Advanced Combustion for Advanced Ceramics

The Project

NUTEC Bickley has been commissioned to supply and install a 125f-long tunnel kiln for an advanced ceramics manufacturing client. This will be the second NUTEC Bickley kiln for this facility.

The new tunnel kiln is designed for the debinding, sintering, and cooling of specialist ceramic cores used in the aerospace industry, and will be installed and commissioned over Q4 2022 and Q1 2023.

“We are especially proud about any repeat order,” said NUTEC Bickley ’s Ceramics VP, Alberto Cantú, “but even more so in this particular case as the customer chose to have our advanced ecombustion concept integrated into the proposal.”

“This proprietary system is a revolutionary control algorithm and methodology designed for fuel savings in gas-fired tunnel kilns, and we are convinced that this installation will perform even better than the kiln we have already supplied.”

The new kiln has an operating temperature of 2190°F (1200°C) and has been designed to work 24/7 year-round.

It has 28 kiln cars in total – 22 inside the kiln and 6 on the return tack and in waiting positions –. The cores will be fired in saggars, with typically 20kg (45lb) per saggar and a total load per kiln car of 980kg (2160lb).

Uniform heating of the ware throughout the firing cycle is guaranteed, with the burners arranged to fire horizontally into the combustion space below the ware in the preheat area, and below and above the ware in the main heating zones. The burners are installed in a staggered configuration to provide turbulence within the tunnel and improved temperature uniformity throughout the product.

Energy Efficiency & ecombustion

The most efficient use of energy inputs is obviously crucial to any such installation. Typical energy recovery systems comprise the use of preheated combustion and the use of a hot air recuperation system. ecombustion offers even more efficient firing techniques and has a very real impact on operational costs.

Tunnel kilns are by their nature efficient considering their walls are heated once, avoiding an energyconsuming warm-up and cool-down process with each cycle.

However, tunnel kilns also offer greater potential for internal heat recuperation, by reusing the air used to cool down the ware as high-temperature preheated combustion air within the kiln.
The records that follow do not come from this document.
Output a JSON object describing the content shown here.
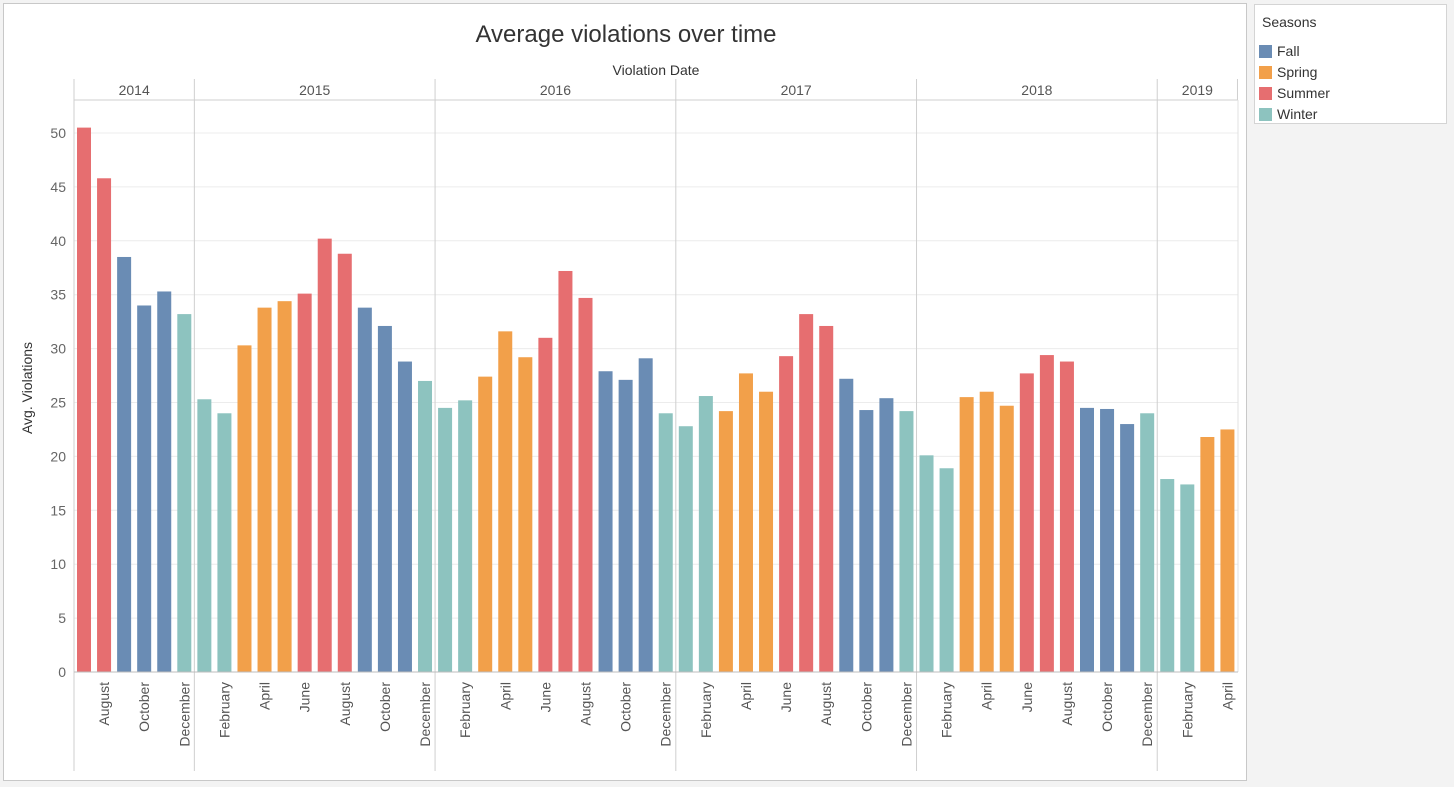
{
  "chart_data": {
    "type": "bar",
    "title": "Average violations over time",
    "xlabel": "Violation Date",
    "ylabel": "Avg. Violations",
    "ylim": [
      0,
      53
    ],
    "yticks": [
      0,
      5,
      10,
      15,
      20,
      25,
      30,
      35,
      40,
      45,
      50
    ],
    "grid": true,
    "legend_position": "top-right",
    "years": [
      {
        "label": "2014",
        "months": [
          {
            "month": "July",
            "label": "",
            "season": "Summer",
            "value": 50.5
          },
          {
            "month": "August",
            "label": "August",
            "season": "Summer",
            "value": 45.8
          },
          {
            "month": "September",
            "label": "",
            "season": "Fall",
            "value": 38.5
          },
          {
            "month": "October",
            "label": "October",
            "season": "Fall",
            "value": 34.0
          },
          {
            "month": "November",
            "label": "",
            "season": "Fall",
            "value": 35.3
          },
          {
            "month": "December",
            "label": "December",
            "season": "Winter",
            "value": 33.2
          }
        ]
      },
      {
        "label": "2015",
        "months": [
          {
            "month": "January",
            "label": "",
            "season": "Winter",
            "value": 25.3
          },
          {
            "month": "February",
            "label": "February",
            "season": "Winter",
            "value": 24.0
          },
          {
            "month": "March",
            "label": "",
            "season": "Spring",
            "value": 30.3
          },
          {
            "month": "April",
            "label": "April",
            "season": "Spring",
            "value": 33.8
          },
          {
            "month": "May",
            "label": "",
            "season": "Spring",
            "value": 34.4
          },
          {
            "month": "June",
            "label": "June",
            "season": "Summer",
            "value": 35.1
          },
          {
            "month": "July",
            "label": "",
            "season": "Summer",
            "value": 40.2
          },
          {
            "month": "August",
            "label": "August",
            "season": "Summer",
            "value": 38.8
          },
          {
            "month": "September",
            "label": "",
            "season": "Fall",
            "value": 33.8
          },
          {
            "month": "October",
            "label": "October",
            "season": "Fall",
            "value": 32.1
          },
          {
            "month": "November",
            "label": "",
            "season": "Fall",
            "value": 28.8
          },
          {
            "month": "December",
            "label": "December",
            "season": "Winter",
            "value": 27.0
          }
        ]
      },
      {
        "label": "2016",
        "months": [
          {
            "month": "January",
            "label": "",
            "season": "Winter",
            "value": 24.5
          },
          {
            "month": "February",
            "label": "February",
            "season": "Winter",
            "value": 25.2
          },
          {
            "month": "March",
            "label": "",
            "season": "Spring",
            "value": 27.4
          },
          {
            "month": "April",
            "label": "April",
            "season": "Spring",
            "value": 31.6
          },
          {
            "month": "May",
            "label": "",
            "season": "Spring",
            "value": 29.2
          },
          {
            "month": "June",
            "label": "June",
            "season": "Summer",
            "value": 31.0
          },
          {
            "month": "July",
            "label": "",
            "season": "Summer",
            "value": 37.2
          },
          {
            "month": "August",
            "label": "August",
            "season": "Summer",
            "value": 34.7
          },
          {
            "month": "September",
            "label": "",
            "season": "Fall",
            "value": 27.9
          },
          {
            "month": "October",
            "label": "October",
            "season": "Fall",
            "value": 27.1
          },
          {
            "month": "November",
            "label": "",
            "season": "Fall",
            "value": 29.1
          },
          {
            "month": "December",
            "label": "December",
            "season": "Winter",
            "value": 24.0
          }
        ]
      },
      {
        "label": "2017",
        "months": [
          {
            "month": "January",
            "label": "",
            "season": "Winter",
            "value": 22.8
          },
          {
            "month": "February",
            "label": "February",
            "season": "Winter",
            "value": 25.6
          },
          {
            "month": "March",
            "label": "",
            "season": "Spring",
            "value": 24.2
          },
          {
            "month": "April",
            "label": "April",
            "season": "Spring",
            "value": 27.7
          },
          {
            "month": "May",
            "label": "",
            "season": "Spring",
            "value": 26.0
          },
          {
            "month": "June",
            "label": "June",
            "season": "Summer",
            "value": 29.3
          },
          {
            "month": "July",
            "label": "",
            "season": "Summer",
            "value": 33.2
          },
          {
            "month": "August",
            "label": "August",
            "season": "Summer",
            "value": 32.1
          },
          {
            "month": "September",
            "label": "",
            "season": "Fall",
            "value": 27.2
          },
          {
            "month": "October",
            "label": "October",
            "season": "Fall",
            "value": 24.3
          },
          {
            "month": "November",
            "label": "",
            "season": "Fall",
            "value": 25.4
          },
          {
            "month": "December",
            "label": "December",
            "season": "Winter",
            "value": 24.2
          }
        ]
      },
      {
        "label": "2018",
        "months": [
          {
            "month": "January",
            "label": "",
            "season": "Winter",
            "value": 20.1
          },
          {
            "month": "February",
            "label": "February",
            "season": "Winter",
            "value": 18.9
          },
          {
            "month": "March",
            "label": "",
            "season": "Spring",
            "value": 25.5
          },
          {
            "month": "April",
            "label": "April",
            "season": "Spring",
            "value": 26.0
          },
          {
            "month": "May",
            "label": "",
            "season": "Spring",
            "value": 24.7
          },
          {
            "month": "June",
            "label": "June",
            "season": "Summer",
            "value": 27.7
          },
          {
            "month": "July",
            "label": "",
            "season": "Summer",
            "value": 29.4
          },
          {
            "month": "August",
            "label": "August",
            "season": "Summer",
            "value": 28.8
          },
          {
            "month": "September",
            "label": "",
            "season": "Fall",
            "value": 24.5
          },
          {
            "month": "October",
            "label": "October",
            "season": "Fall",
            "value": 24.4
          },
          {
            "month": "November",
            "label": "",
            "season": "Fall",
            "value": 23.0
          },
          {
            "month": "December",
            "label": "December",
            "season": "Winter",
            "value": 24.0
          }
        ]
      },
      {
        "label": "2019",
        "months": [
          {
            "month": "January",
            "label": "",
            "season": "Winter",
            "value": 17.9
          },
          {
            "month": "February",
            "label": "February",
            "season": "Winter",
            "value": 17.4
          },
          {
            "month": "March",
            "label": "",
            "season": "Spring",
            "value": 21.8
          },
          {
            "month": "April",
            "label": "April",
            "season": "Spring",
            "value": 22.5
          }
        ]
      }
    ]
  },
  "legend": {
    "title": "Seasons",
    "items": [
      {
        "name": "Fall",
        "color": "#6a8cb4"
      },
      {
        "name": "Spring",
        "color": "#f2a04a"
      },
      {
        "name": "Summer",
        "color": "#e66e70"
      },
      {
        "name": "Winter",
        "color": "#8dc3bf"
      }
    ]
  }
}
Tunnel kilns also have the benefit of transferring heat to the product by controlling the flow of hot combustion products from the hot zone down to the exhaust zone at the kiln entrance. This process, referred to as ‘internal recuperation’, relies on the flow control element which is part of the ecombustion concept.

Traditional heat recuperation systems require a more robust design, where all components are manufactured to be used at higher temperatures, resulting in a higher initial investment. NUTEC Bickley's ecombustion system uses air traveling back through the tunnel kiln interior, to be ignited when it mixes with fuel gas injected through the burners.

“ecombustion helps customers make significant cost savings, and they are seeing the many advantages of incorporating its power into their new projects,” added Alberto Cantú.

“It quickly justifies its adoption. Where gas prices are relatively low, then a payback period of around two years can be expected (depending on the application).”

“However, in the increasingly large number of areas around the world experiencing high gas tariffs, given typical consumption rates this payback period can be reduced to less than a year, sometimes even as quickly as six months.”